Il eut raison sans doute de vouloir continuer au delà des Pyrénées le système de Louis XIV, qui est plutôt un axiome qu’un système ; mais Godoï lui était vendu, la perspective d’une souveraineté aux Algarves avait amorcé son ambition, et si elle s’avisait jamais de se montrer exigeante, l’empereur doublait sa popularité en donnant, par la chute du favori, la satisfaction que réclamaient à la fois l’honneur des trônes et le vœu des peuples. Charles IV n’admettait pas qu’il fût possible de contrarier le grand monarque qui lui envoyait de si belles armes de chasse, et la faction du prince des Asturies n’aspirait au succès que pour se livrer à lui après la victoire. Ferdinand écrivait à l’empereur, du palais des rois catholiques, des lettres conçues avec une humilité d’antichambre, pour implorer de sa main une épouse, puis pour mettre à ses pieds et à sa discrétion la couronne que l’insurrection d’Aranjuez venait de lui déférer.

Napoléon occupant la Péninsule avec cent mille hommes en vertu du traité pour l’expédition du Portugal, commandant à Madrid par son ambassadeur, respectueusement sollicité d’unir son sang à celui des rois catholiques, n’avait évidemment qu’un intérêt comme un devoir. Il fallait profiter de cette unique occasion pour exercer une influence salutaire et décisive sur les destinées de la nation qui se confiait si noblement à sa bonne foi et à ses armes ; il fallait devenir le régénérateur de l’Espagne en y effectuant avec le concours du pouvoir royal les réformes qu’on a demandées depuis à la liberté avec plus de péril et moins de succès. Telle fut son intention première : tous les documens contemporains l’attestent, et l’attentat de Bayonne est trop coupable pour que l’histoire doive encore ajouter au crime lui-même celui d’une longue préméditation.

Malheureusement l’empereur reçut des informations incomplètes ; il ne comprit pas l’événement d’Aranjuez, qui, loin de nuire à l’influence française, n’allait qu’à la consolider ; et voyant la peur et l’imprévoyance déférer à ses invitations avec une miraculeuse imbécillité, enivré d’un succès sûr et facile, il « osa frapper de haut, comme la providence qui remédie aux maux des mortels par des moyens parfois violens et sans s’embarrasser d’aucun jugement[7]. »

Entre toutes les épreuves que la fortune réserve aux grands hommes, la plus dangereuse est la facilité d’user de toute leur puissance.
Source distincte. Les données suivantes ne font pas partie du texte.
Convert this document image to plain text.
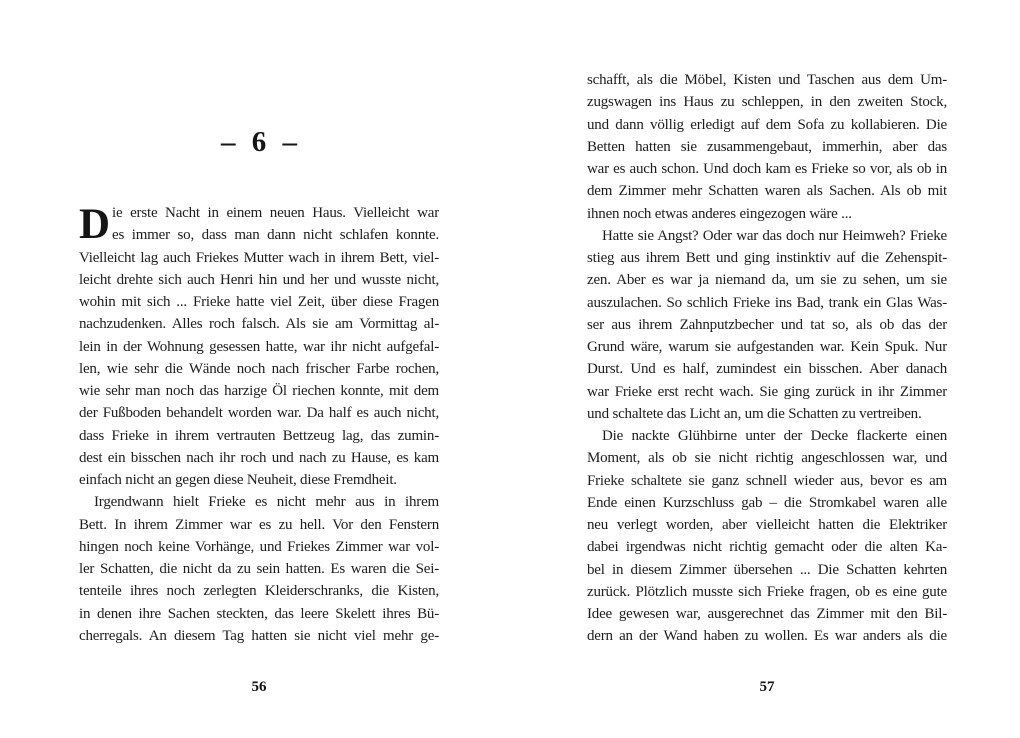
– 6 –
D ie erste Nacht in einem neuen Haus. Vielleicht war
es immer so, dass man dann nicht schlafen konnte.
Vielleicht lag auch Friekes Mutter wach in ihrem Bett, viel-
leicht drehte sich auch Henri hin und her und wusste nicht,
wohin mit sich ... Frieke hatte viel Zeit, über diese Fragen
nachzudenken. Alles roch falsch. Als sie am Vormittag al-
lein in der Wohnung gesessen hatte, war ihr nicht aufgefal-
len, wie sehr die Wände noch nach frischer Farbe rochen,
wie sehr man noch das harzige Öl riechen konnte, mit dem
der Fußboden behandelt worden war. Da half es auch nicht,
dass Frieke in ihrem vertrauten Bettzeug lag, das zumin-
dest ein bisschen nach ihr roch und nach zu Hause, es kam
einfach nicht an gegen diese Neuheit, diese Fremdheit.
Irgendwann hielt Frieke es nicht mehr aus in ihrem
Bett. In ihrem Zimmer war es zu hell. Vor den Fenstern
hingen noch keine Vorhänge, und Friekes Zimmer war vol-
ler Schatten, die nicht da zu sein hatten. Es waren die Sei-
tenteile ihres noch zerlegten Kleiderschranks, die Kisten,
in denen ihre Sachen steckten, das leere Skelett ihres Bü-
cherregals. An diesem Tag hatten sie nicht viel mehr ge-
56
schafft, als die Möbel, Kisten und Taschen aus dem Um-
zugswagen ins Haus zu schleppen, in den zweiten Stock,
und dann völlig erledigt auf dem Sofa zu kollabieren. Die
Betten hatten sie zusammengebaut, immerhin, aber das
war es auch schon. Und doch kam es Frieke so vor, als ob in
dem Zimmer mehr Schatten waren als Sachen. Als ob mit
ihnen noch etwas anderes eingezogen wäre ...
Hatte sie Angst? Oder war das doch nur Heimweh? Frieke
stieg aus ihrem Bett und ging instinktiv auf die Zehenspit-
zen. Aber es war ja niemand da, um sie zu sehen, um sie
auszulachen. So schlich Frieke ins Bad, trank ein Glas Was-
ser aus ihrem Zahnputzbecher und tat so, als ob das der
Grund wäre, warum sie aufgestanden war. Kein Spuk. Nur
Durst. Und es half, zumindest ein bisschen. Aber danach
war Frieke erst recht wach. Sie ging zurück in ihr Zimmer
und schaltete das Licht an, um die Schatten zu vertreiben.
Die nackte Glühbirne unter der Decke flackerte einen
Moment, als ob sie nicht richtig angeschlossen war, und
Frieke schaltete sie ganz schnell wieder aus, bevor es am
Ende einen Kurzschluss gab – die Stromkabel waren alle
neu verlegt worden, aber vielleicht hatten die Elektriker
dabei irgendwas nicht richtig gemacht oder die alten Ka-
bel in diesem Zimmer übersehen ... Die Schatten kehrten
zurück. Plötzlich musste sich Frieke fragen, ob es eine gute
Idee gewesen war, ausgerechnet das Zimmer mit den Bil-
dern an der Wand haben zu wollen. Es war anders als die
57
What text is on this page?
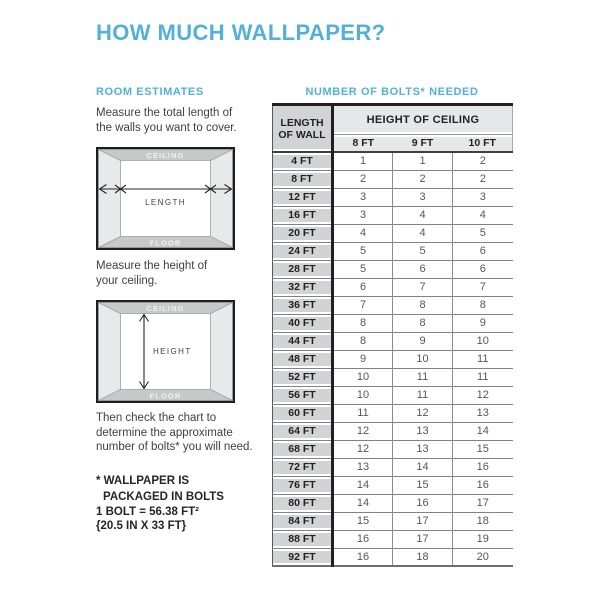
HOW MUCH WALLPAPER?
ROOM ESTIMATES	NUMBER OF BOLTS* NEEDED

Measure the total length of
the walls you want to cover.

CEILING
FLOOR
LENGTH

Measure the height of
your ceiling.

CEILING
FLOOR
HEIGHT

Then check the chart to
determine the approximate
number of bolts* you will need.

* WALLPAPER IS
PACKAGED IN BOLTS

1 BOLT = 56.38 FT²
{20.5 IN X 33 FT}

LENGTH
OF WALL	HEIGHT OF CEILING		
	8 FT	9 FT	10 FT
4 FT	1	1	2
8 FT	2	2	2
12 FT	3	3	3
16 FT	3	4	4
20 FT	4	4	5
24 FT	5	5	6
28 FT	5	6	6
32 FT	6	7	7
36 FT	7	8	8
40 FT	8	8	9
44 FT	8	9	10
48 FT	9	10	11
52 FT	10	11	11
56 FT	10	11	12
60 FT	11	12	13
64 FT	12	13	14
68 FT	12	13	15
72 FT	13	14	16
76 FT	14	15	16
80 FT	14	16	17
84 FT	15	17	18
88 FT	16	17	19
92 FT	16	18	20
Napoléon y succomba, lorsque la vue de cette triste famille eût dû lui inspirer quelque pitié, en le rassurant complètement sur les dangers qu’il n’affectait d’ailleurs de redouter que pour avoir le droit de les prévenir.

En vain son ministre des relations extérieures, dans un rapport présenté à Bayonne, lui disait-il, que « la dynastie qui gouvernait l’Espagne serait toujours, par ses affections, ses souvenirs et ses craintes, l’ennemie cachée de la France, et que l’Espagne ne serait pour elle une amie sincère et fidèle que lorsqu’un intérêt commun unirait les deux maisons régnantes[8]. » Napoléon ne pouvait prendre au sérieux de tels motifs qui servirent de prétexte et non de mobile à sa conduite, car il avait vu Charles IV et Ferdinand, ces princes si peu Bourbons, selon l’observation d’Escoïquiz à l’empereur, qu’entre Mme de Montmorency et les dames nouvelles de l’impératrice, ils ne savaient pas même la différence.

Mais tout était déjà consommé dans sa pensée, car le génie de la politique s’était tu devant le démon de l’ambition.

« Charles IV était usé pour les Espagnols, a-t-il dit depuis dans les amers ressouvenirs de cette époque de sa vie, il eût fallu user de même Ferdinand. Le plan le plus digne de moi, le plus sûr pour mes projets, eût été une espèce de médiation à la manière de celle de la Suisse. J’aurais dû donner une constitution libérale à la nation espagnole, et charger Ferdinand de la mettre en pratique. S’il l’exécutait de bonne foi, l’Espagne prospérait et se mettait en harmonie avec nos mœurs nouvelles ; le grand but était obtenu, la France acquérait une alliée intime, une addition de puissance vraiment redoutable. Si Ferdinand, au contraire, manquait à ses nouveaux engagemens, les Espagnols eux-mêmes seraient venus me solliciter de leur donner un maître. Cette malheureuse guerre m’a enlevé mes ressources et mon crédit en Europe ; elle a été la cause première de nos calamités[9]. »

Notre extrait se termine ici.